Key provisions dealt with by a Deed of Retirement:
- Exit of the outgoing partner – The date on which they will leave the partnership and confirmation of the terms of the continuing partnership
- Payments – The outgoing partner will be entitled to payment in respect of their share in the partnership. The settlement amount and the manner of payment may be determined by the provisions of any partnership agreement or as otherwise agreed between the partners
- Partnership Property – The formal transfer of all property belonging to the partnership from the outgoing partner. Where property is subject to a liability (such as a mortgage), the continuing partners will typically agree to procure release the outgoing partner from the liability
- Liabilities – An outgoing partner can be discharged from existing partnership liabilities by agreement with the other partners. Depending on the circumstances of the departure, the partners may give the outgoing partner an indemnity to cover their existing liabilities, up to the date of retirement. but usually subject to some exceptions, such as in respect of debts incurred as the result of any fraudulent or negligent acts of the outgoing partner or relating to personal tax
- Restrictions on Future Activities – Restrictive covenants may be imposed on the future activities of the outgoing partner. either in the Partnership Agreement or by the inclusion of specific provisions in the Deed of Retirement. The restrictions may include:
- time-based restrictions on dealing with customers of the business
- carrying on certain activities in competition with the partnership, or
- carrying on a competing business within a certain area.
However, the enforceability of these restrictions will normally depend on how reasonable they are for the protection of the goodwill of the ongoing business; and
- Post Retirement Matters – This can deal with matters which are specific to the sector of the partnership, such as notices to professional or other relevant bodies or more general matters such as notice to customers and suppliers that an outgoing partner is no longer a partner to protect the outgoing partner from ongoing liability. Consideration should be given to what is necessary in the circumstances.
Benefit of a Deed of Retirement
- Clarity – Whether or not the outgoing partner is leaving the partnership on good terms, implementing the exit through a Deed of Retirement will help provide clarity as to obligations and rights of all parties
- Confidentiality – A Deed of Retirement will typically include a clause obliging the parties to keep the terms of the Deed confidential (with some exceptions).

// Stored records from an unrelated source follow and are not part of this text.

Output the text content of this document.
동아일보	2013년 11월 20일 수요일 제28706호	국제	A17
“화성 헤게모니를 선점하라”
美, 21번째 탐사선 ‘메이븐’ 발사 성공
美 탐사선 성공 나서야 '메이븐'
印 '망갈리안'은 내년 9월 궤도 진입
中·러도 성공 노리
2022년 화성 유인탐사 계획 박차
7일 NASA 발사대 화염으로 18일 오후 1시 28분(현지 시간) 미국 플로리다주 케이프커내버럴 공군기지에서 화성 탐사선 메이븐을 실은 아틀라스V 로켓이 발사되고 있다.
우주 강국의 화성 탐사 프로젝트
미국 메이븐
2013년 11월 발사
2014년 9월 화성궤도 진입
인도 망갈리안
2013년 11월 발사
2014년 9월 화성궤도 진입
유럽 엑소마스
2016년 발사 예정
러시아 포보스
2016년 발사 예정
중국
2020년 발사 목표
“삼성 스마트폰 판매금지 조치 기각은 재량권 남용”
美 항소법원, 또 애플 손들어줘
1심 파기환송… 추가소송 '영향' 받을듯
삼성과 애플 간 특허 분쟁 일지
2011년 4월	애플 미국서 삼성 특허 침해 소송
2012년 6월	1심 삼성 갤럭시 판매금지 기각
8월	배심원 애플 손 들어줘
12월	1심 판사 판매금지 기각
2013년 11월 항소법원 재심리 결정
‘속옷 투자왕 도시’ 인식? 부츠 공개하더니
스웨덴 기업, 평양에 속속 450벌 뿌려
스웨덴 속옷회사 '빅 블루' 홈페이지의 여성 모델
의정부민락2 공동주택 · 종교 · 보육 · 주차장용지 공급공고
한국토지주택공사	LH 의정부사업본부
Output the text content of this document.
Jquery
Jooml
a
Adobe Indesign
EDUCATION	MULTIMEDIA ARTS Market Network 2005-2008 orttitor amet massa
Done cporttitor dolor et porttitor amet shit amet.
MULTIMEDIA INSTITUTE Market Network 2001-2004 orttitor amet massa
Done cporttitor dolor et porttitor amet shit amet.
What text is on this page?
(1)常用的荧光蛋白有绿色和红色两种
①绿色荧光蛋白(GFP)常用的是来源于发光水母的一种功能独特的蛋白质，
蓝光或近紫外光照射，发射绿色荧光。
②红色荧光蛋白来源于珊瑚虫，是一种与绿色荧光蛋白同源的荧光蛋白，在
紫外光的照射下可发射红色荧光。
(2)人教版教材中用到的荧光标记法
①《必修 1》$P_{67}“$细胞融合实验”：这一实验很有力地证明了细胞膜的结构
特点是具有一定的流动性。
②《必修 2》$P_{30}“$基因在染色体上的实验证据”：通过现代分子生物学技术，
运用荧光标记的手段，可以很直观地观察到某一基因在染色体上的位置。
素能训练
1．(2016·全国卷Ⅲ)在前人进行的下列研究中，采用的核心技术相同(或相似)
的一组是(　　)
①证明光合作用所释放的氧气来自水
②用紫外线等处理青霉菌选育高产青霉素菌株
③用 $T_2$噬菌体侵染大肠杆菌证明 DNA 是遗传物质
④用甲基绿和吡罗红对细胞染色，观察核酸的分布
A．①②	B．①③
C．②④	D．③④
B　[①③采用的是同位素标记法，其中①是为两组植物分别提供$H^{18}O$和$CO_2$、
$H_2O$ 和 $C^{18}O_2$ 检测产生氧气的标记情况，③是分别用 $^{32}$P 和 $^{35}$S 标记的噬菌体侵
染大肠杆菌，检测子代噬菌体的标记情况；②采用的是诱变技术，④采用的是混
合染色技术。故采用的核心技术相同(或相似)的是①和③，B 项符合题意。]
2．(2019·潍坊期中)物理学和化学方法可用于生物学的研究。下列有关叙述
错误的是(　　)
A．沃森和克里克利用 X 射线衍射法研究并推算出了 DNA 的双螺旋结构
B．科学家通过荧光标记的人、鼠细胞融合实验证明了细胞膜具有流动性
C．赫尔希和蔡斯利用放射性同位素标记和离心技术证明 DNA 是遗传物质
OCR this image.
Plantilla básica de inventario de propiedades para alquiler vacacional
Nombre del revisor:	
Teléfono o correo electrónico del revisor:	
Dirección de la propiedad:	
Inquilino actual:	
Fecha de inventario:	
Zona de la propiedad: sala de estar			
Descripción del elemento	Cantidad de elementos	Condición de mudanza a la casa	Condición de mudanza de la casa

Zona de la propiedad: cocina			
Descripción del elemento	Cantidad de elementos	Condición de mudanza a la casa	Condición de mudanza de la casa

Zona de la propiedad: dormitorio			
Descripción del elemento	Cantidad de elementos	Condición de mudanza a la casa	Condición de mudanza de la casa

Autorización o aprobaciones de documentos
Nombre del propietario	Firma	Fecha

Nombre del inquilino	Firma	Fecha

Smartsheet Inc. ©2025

Therefore, other than the outgoing partner’s physical exit from the partnership, the terms of the exit can be confidential from third parties
- Specificity – A Deed of Retirement can be made specific to the circumstances and business of the partnership
- Formality – once agreed and signed, the Deed of Retirement will be binding on the parties, meaning that in the event of non-compliance with the Deed, the party in breach can be sued for breach of the Deed.